Okay, now you are starting to annoy me.  (Karl dons flame retardant
suit.)
  
Miguel writes:
> Alan writes:
> > Really. Maybe for you personally, but if gnome cant do remote displays
> > then to say the least its going to be an uninteresting footnote in the
> > history of thinclient computing
> 
> Although I love you, you are missing the point.  Yes, I do still run
> every day remote applications.  My desktop is just a terminal of my
> desktop, but people with a single computer rarely do distributed
> computing.  
> 
> Regular people do not do distributed computing.  And those constitute
> most of the users out there.  Not because they dont want to, but
> because they dont care about it.

Hold on here.  Considering the recent announcement of UNIX manufactures 
like HP looking at GNOME, I don't see how the above statement can be
true.  Since virtually all HP-UX boxes, I have ever encountered require 
at least a semi-competent UNIX admin, it seems unlike those types
of machine run in anything other than a distributed environment.  
To say that the people using the machines from Digital, Sun, and 
HP don't care is simply because they don't realize what they have.
As a system admin I can't count the number of times someone has
requested some Windows application to be redirected on to a screen in
some other room, only to be told sorry they couldn't do that.  
Those people who know what distributed computing is care, those who
don't are just blissfully ignorant but benefit all the same.
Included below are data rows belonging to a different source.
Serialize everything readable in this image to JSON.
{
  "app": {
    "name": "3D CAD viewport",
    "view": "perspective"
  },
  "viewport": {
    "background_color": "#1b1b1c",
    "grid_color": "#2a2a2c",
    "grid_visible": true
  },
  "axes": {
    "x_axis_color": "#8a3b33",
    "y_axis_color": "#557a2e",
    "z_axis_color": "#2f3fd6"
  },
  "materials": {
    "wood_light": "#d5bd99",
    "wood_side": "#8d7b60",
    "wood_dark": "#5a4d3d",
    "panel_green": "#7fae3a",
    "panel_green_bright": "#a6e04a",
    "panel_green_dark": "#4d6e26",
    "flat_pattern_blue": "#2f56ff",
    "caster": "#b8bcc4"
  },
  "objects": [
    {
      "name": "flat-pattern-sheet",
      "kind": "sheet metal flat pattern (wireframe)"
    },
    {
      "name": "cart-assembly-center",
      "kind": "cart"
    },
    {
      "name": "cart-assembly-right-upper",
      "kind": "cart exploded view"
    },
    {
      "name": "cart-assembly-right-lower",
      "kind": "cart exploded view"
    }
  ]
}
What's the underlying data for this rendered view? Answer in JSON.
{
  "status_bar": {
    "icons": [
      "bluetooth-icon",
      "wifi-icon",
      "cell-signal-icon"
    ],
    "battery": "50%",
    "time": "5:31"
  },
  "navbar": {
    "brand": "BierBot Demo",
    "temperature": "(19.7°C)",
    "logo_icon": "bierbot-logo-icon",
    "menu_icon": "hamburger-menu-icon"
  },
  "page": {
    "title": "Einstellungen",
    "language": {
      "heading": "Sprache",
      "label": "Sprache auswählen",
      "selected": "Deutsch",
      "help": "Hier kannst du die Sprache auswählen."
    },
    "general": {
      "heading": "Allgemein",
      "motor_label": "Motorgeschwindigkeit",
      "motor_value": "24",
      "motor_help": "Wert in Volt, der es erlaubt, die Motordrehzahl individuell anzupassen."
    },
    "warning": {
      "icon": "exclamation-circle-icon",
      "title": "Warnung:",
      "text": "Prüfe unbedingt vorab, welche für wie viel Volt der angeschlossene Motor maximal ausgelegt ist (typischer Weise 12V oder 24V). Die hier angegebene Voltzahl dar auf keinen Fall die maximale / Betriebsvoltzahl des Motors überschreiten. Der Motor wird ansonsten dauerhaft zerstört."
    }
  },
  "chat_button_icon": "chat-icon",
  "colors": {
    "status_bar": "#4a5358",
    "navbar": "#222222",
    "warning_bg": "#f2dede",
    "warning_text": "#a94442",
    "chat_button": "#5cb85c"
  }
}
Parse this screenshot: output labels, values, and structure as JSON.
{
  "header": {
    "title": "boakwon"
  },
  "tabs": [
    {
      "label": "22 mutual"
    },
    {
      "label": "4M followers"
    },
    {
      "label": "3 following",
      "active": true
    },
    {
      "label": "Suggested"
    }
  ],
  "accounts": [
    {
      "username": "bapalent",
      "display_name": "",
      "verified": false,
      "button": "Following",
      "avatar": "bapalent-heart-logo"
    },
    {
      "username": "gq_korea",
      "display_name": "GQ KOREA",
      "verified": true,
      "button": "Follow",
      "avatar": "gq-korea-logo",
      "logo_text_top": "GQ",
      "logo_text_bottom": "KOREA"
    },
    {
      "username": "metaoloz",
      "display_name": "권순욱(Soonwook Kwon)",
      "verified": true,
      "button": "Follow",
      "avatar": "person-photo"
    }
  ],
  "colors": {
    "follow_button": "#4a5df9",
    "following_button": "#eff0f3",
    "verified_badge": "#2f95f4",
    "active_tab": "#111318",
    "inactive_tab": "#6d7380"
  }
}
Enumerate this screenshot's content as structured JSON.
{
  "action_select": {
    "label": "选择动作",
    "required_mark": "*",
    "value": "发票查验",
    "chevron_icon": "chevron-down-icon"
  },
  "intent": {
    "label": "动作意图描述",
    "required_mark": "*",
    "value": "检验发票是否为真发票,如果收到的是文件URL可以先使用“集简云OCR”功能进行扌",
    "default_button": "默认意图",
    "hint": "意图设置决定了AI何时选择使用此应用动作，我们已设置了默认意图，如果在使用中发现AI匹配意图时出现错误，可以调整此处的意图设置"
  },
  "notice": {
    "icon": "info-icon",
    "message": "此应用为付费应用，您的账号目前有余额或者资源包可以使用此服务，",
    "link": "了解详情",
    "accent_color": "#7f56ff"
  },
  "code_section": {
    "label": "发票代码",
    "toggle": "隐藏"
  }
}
Consider the focus of even at microsoft (who pioneered the our way is
the only way) is starting to warm to network clients (so long as you
pay through the nose.)

Unless GNOME is infatuated with replicating the flaws of 
Windows for the shear hell of it, network capability ought to
rank a little higher then something we will think about when we
get bored.
 
> > Wrong. I do that all the time
> 
> So all your machines share the same file system?  I very much doubt
> so.  Maybe your home directory.

Every machine in my department shares a file system.  Each machine
is accessible through /net.  Applications in the whole
university (save for dumb PCs) are shared through 
/afs.  Every user has a common /home which by the way is even
mapped to PCs (which is even more fun because the preferences 
of one PC never seen to follow right without blowing the shit
out of everything).  Of course, this doesn't represent
the normal of a home user, but certain of a well run university.